Honestly, it’s frustrating having to start all over again. You know the whole “Hi how are you, what emotional baggage are you still carrying, are you an alcoholic or drug addict, have you ever been in jail for a pedophilia or murder?”.
You know—that stuff. The getting-to-know-you stuff. It’s exhausting!!!
But we know what we want, and we’re not choosing you solely because the other side of the bed has been cold for too long. We’re scrutinizing each and every dude that crosses our path and every move he makes.
This guy is going under a microscope, whether he likes it (or even knows it) or not. And when we’re done dissecting you, we’ll either spit you out or hang on to you a wee bit longer.
You know, to make sure you really aren’t a murderer.
But all kidding aside, we’re in our 50s now, and let’s face it, we aren’t getting any younger, and many of us truly do want to find the right one to grow old with. I know I do! I’m not giving up.
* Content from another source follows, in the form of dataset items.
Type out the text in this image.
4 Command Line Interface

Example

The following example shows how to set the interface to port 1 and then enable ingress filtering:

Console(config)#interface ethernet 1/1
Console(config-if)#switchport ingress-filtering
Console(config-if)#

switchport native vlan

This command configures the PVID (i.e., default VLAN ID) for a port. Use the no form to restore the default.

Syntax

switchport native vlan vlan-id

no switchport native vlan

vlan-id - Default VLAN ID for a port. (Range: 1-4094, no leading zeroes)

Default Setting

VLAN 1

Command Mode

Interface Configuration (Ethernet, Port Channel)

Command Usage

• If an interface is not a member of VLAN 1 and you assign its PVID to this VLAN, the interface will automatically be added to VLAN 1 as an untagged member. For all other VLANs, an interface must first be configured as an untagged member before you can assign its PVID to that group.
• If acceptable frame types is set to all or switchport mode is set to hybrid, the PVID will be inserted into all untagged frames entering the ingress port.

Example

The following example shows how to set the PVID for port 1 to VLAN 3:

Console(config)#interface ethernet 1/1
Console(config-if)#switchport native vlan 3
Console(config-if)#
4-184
Dating over 50 is just going to be a little different from when we were in our 20s or 30s, that’s all.
How to Find Love at 50
You know, I always hear stories about how two people met and now have a wonderful relationship. I know true love does exist. The dating and starting over part can be a little frustrating and tiresome.
Dating over 50 can be challenging, but the good news is, it’s not impossible. I know there are single men out there, and they are looking for us!
So don’t give up.
I truly do hope you find the man of your dreams one day. I think we all deserve a healthy relationship and true love. I know I do, and I’m not giving up hope that my man is out there looking for me somewhere ( I hope he travels).
Until then, I have batteries and a dog (well, that came out wrong).